Good water flow for fish and paddlers alike is assured by the mandatory minimum water release from Stonewall Jackson Dam in upstream Lewis County.

In addition, removing these dams will encourage a more diverse and resilient river environment that flushes nutrients, pollutants and sediment, and supports thriving fish and freshwater mussel populations.

These dam removals would be the first of their kind in the state of West Virginia, according to the West Virginia Department of Environmental Protection. Clarksburg will set a strong precedent for the future health of rivers in the state.

The right people have partnered with Clarksburg Water Board to ensure the success of this effort, including the U.S. Fish and Wildlife Service, U.S. Department of Agriculture-Natural Resources Conservation Service, West Virginia Division of Natural Resources and Canaan Valley Institute.

The U.S. Fish and Wildlife Service has vast experience in restoring rivers across the Northeast. Working closely with a diverse group of partners, we have improved water quality, reduced the effects of flooding and losses to property, and enhanced rivers for fish and other wildlife by removing more than 200 barriers to fish passage in the Northeast since 2009.

According to the peer-reviewed report, “Conserving America’s Fisheries: An Assessment of Economic Contributions from Fisheries and Aquatic Resource Conservation,” each mile of restored stream or river generates nearly $543,000 in direct and indirect benefit to local and regional economies once the river is in full productivity.

For the nearly 40 miles of habitat opened on the West Fork, we expect increased visitation and use of hotels and restaurants, bait purchases, increased property values and improved water quality to benefit the local economy.

We have secured funding from the Service’s National Fish Passage Program to remove the first two dams and are seeking additional support for removing the third dam and modifying the fourth dam. We expect to complete all projects by fall 2016.

In recognition of the historical value of these dams to the community, we welcome discussion on ways to honor and pay tribute to the dams through interpretation or other means. We also encourage public input as we create fisherman and boater accesses at the restored dam sites.

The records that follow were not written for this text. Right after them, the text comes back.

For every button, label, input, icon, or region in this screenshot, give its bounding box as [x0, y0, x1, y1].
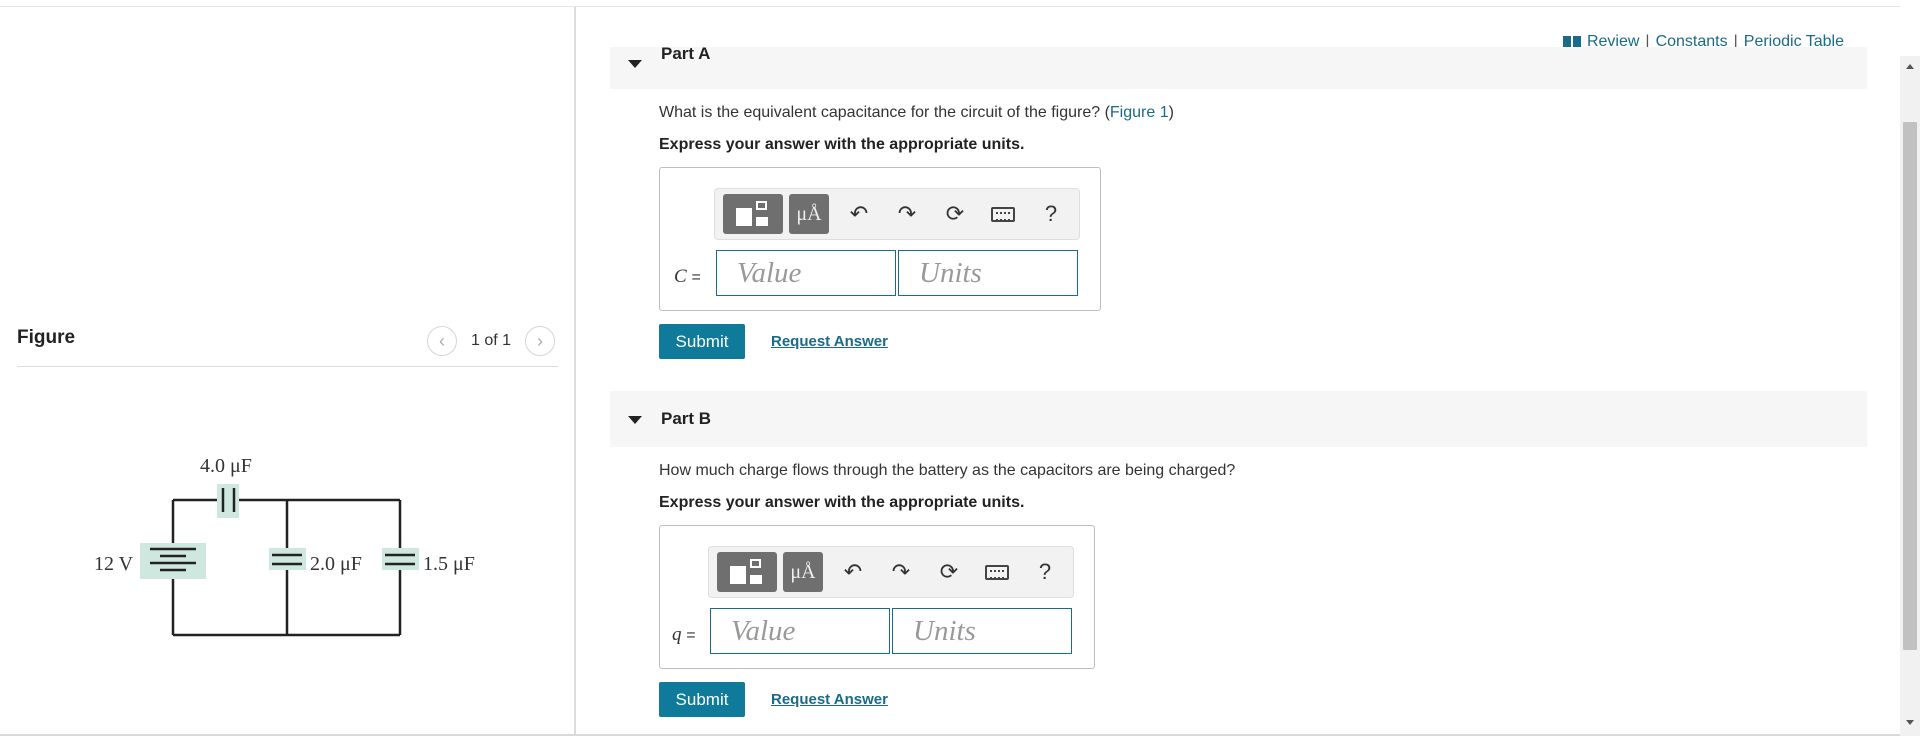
- redo-button[interactable]: ↷: [883, 194, 931, 234]
- capacitor-c2: [269, 548, 306, 570]
- scroll-down-arrow-icon[interactable]: [1906, 720, 1914, 725]
- part-b-instruction: Express your answer with the appropriate…: [659, 494, 1025, 511]
- c1-label: 4.0 μF: [200, 455, 252, 477]
- redo-button[interactable]: ↷: [877, 552, 925, 592]
- part-a-submit-button[interactable]: Submit: [659, 324, 745, 359]
- panel-divider[interactable]: [574, 7, 576, 734]
- part-b-answer-box: μÅ ↶ ↷ ⟳ ? q = Value Units: [659, 525, 1095, 669]
- part-a-math-toolbar: μÅ ↶ ↷ ⟳ ?: [714, 188, 1080, 240]
- part-a-variable-label: C =: [674, 266, 701, 287]
- figure-pagination: ‹ 1 of 1 ›: [427, 326, 556, 356]
- part-a-request-answer-link[interactable]: Request Answer: [771, 333, 888, 350]
- part-b-submit-button[interactable]: Submit: [659, 682, 745, 717]
- part-b-variable-label: q =: [672, 624, 696, 645]
- c3-label: 1.5 μF: [423, 553, 475, 575]
- book-icon: [1562, 36, 1581, 48]
- figure-title: Figure: [17, 327, 76, 348]
- redo-icon: ↷: [897, 201, 917, 226]
- battery-symbol: [140, 543, 206, 579]
- circuit-diagram: 4.0 μF 12 V 2.0 μF 1.5 μF: [94, 455, 475, 637]
- keyboard-button[interactable]: [973, 552, 1021, 592]
- question-panel: Review | Constants | Periodic Table Part…: [578, 7, 1900, 734]
- part-a-answer-box: μÅ ↶ ↷ ⟳ ? C = Value Units: [659, 167, 1101, 311]
- figure-counter: 1 of 1: [471, 332, 512, 349]
- part-b-header[interactable]: Part B: [610, 391, 1867, 447]
- figure-prev-button[interactable]: ‹: [427, 326, 457, 356]
- units-icon: μÅ: [790, 560, 816, 583]
- part-a-question: What is the equivalent capacitance for t…: [659, 104, 1174, 121]
- templates-button[interactable]: [723, 194, 783, 234]
- part-b-math-toolbar: μÅ ↶ ↷ ⟳ ?: [708, 546, 1074, 598]
- reset-button[interactable]: ⟳: [925, 552, 973, 592]
- part-b-question: How much charge flows through the batter…: [659, 462, 1236, 479]
- help-button[interactable]: ?: [1021, 552, 1069, 592]
- collapse-arrow-icon[interactable]: [628, 60, 642, 68]
- collapse-arrow-icon[interactable]: [628, 416, 642, 424]
- reset-icon: ⟳: [945, 201, 965, 226]
- templates-icon: [733, 199, 773, 229]
- scroll-thumb[interactable]: [1903, 122, 1917, 650]
- undo-button[interactable]: ↶: [829, 552, 877, 592]
- scroll-up-arrow-icon[interactable]: [1906, 64, 1914, 69]
- templates-icon: [727, 557, 767, 587]
- keyboard-icon: [985, 564, 1009, 580]
- undo-icon: ↶: [849, 201, 869, 226]
- help-icon: ?: [1038, 559, 1052, 584]
- reset-button[interactable]: ⟳: [931, 194, 979, 234]
- capacitor-c1: [217, 484, 239, 518]
- figure-next-button[interactable]: ›: [525, 326, 556, 356]
- units-button[interactable]: μÅ: [789, 194, 829, 234]
- part-b-units-input[interactable]: Units: [892, 608, 1072, 654]
- part-b-request-answer-link[interactable]: Request Answer: [771, 691, 888, 708]
- undo-icon: ↶: [843, 559, 863, 584]
- keyboard-icon: [991, 206, 1015, 222]
- part-b-value-input[interactable]: Value: [710, 608, 890, 654]
- units-icon: μÅ: [796, 202, 822, 225]
- chevron-left-icon: ‹: [439, 330, 445, 351]
- reset-icon: ⟳: [939, 559, 959, 584]
- vertical-scrollbar[interactable]: [1900, 56, 1920, 736]
- c2-label: 2.0 μF: [310, 553, 362, 575]
- part-a-title: Part A: [661, 47, 711, 63]
- help-icon: ?: [1044, 201, 1058, 226]
- part-a-value-input[interactable]: Value: [716, 250, 896, 296]
- battery-label: 12 V: [94, 553, 134, 575]
- capacitor-c3: [382, 548, 419, 570]
- help-button[interactable]: ?: [1027, 194, 1075, 234]
- part-b-title: Part B: [661, 409, 712, 428]
- units-button[interactable]: μÅ: [783, 552, 823, 592]
- part-a-units-input[interactable]: Units: [898, 250, 1078, 296]
- figure-1-link[interactable]: Figure 1: [1110, 104, 1169, 121]
- figure-divider: [17, 366, 558, 367]
- keyboard-button[interactable]: [979, 194, 1027, 234]
- undo-button[interactable]: ↶: [835, 194, 883, 234]
- redo-icon: ↷: [891, 559, 911, 584]
- templates-button[interactable]: [717, 552, 777, 592]
- part-a-instruction: Express your answer with the appropriate…: [659, 136, 1025, 153]
- chevron-right-icon: ›: [537, 330, 544, 351]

The West Fork River watershed provides some of the most beautiful scenery in this region and is a valuable natural resource. We support and encourage recreational uses such as fishing, boating, hiking and wildlife observation.

When the water flow is restored, the natural improvements to the river and watershed will only enhance the outdoor recreational opportunities and provide an economic boost for eco-tourism.

We believe this is a win-win solution for the local economy and our conservation mission.